Serpent (srp) embryos also lack hemocytes as srp is required for hemocyte precursor specification (Rehorn et al. 1996). Embryos homozygous for a null allele of srp (srp 01549, obtained from the Bloomington Drosophila Stock Centre), did not show Dmasrij expression in the scattered hemocyte pattern, as expected, due to the absence of hemocytes (Fig. 2E, compare with F). However Dmasrij is expressed all over the anterior region of srp embryos, including the prohemocytic region (Fig. 2E arrow). This suggests that srp is not required for Dmasrij expression.

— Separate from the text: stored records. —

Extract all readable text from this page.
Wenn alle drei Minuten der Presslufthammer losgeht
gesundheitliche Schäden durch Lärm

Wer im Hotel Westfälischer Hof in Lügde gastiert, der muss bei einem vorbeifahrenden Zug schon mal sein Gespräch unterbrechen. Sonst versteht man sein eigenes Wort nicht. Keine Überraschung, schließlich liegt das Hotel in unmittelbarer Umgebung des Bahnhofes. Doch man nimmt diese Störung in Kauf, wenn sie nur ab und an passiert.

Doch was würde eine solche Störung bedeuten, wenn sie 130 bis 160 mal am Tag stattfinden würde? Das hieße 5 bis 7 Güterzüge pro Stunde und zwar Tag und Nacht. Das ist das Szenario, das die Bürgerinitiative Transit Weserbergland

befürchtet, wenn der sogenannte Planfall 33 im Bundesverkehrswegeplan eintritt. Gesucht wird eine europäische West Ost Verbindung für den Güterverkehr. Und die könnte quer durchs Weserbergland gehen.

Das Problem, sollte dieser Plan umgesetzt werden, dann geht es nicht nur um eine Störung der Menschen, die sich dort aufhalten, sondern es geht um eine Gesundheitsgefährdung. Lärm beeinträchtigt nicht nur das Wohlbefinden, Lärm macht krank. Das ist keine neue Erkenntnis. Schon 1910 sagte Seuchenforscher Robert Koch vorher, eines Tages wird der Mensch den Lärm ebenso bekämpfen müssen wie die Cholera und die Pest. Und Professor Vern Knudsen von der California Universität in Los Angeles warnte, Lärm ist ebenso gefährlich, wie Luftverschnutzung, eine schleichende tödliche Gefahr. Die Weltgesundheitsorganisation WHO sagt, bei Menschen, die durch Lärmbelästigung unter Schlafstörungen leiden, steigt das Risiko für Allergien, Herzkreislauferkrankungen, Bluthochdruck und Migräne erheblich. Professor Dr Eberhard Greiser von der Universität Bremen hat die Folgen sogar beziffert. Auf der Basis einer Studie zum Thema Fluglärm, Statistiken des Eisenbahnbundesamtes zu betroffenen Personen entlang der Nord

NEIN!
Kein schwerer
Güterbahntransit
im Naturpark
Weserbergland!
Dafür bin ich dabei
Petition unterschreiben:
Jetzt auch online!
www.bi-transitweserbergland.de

We have shown that Drosophila asrij is expressed in the pole cells, amnioserosa and from the earliest stages of hematopoietic and tracheal development in Drosophila. Asrij expression continues throughout embryonic hemocyte development. The asrij expression pattern partly resembles that of the Drosophila VEGF receptor homologue (DmVEGFR) and its ligands (Heino et al. 2001), which are shown to play a role in hemocyte migration (Cho et al. 2002). Further analysis of asrij and its interaction with known hematopoietic transcription factors and signalling molecules in Drosophila will allow us to elucidate early events in Drosophila and also vertebrate hematopoiesis.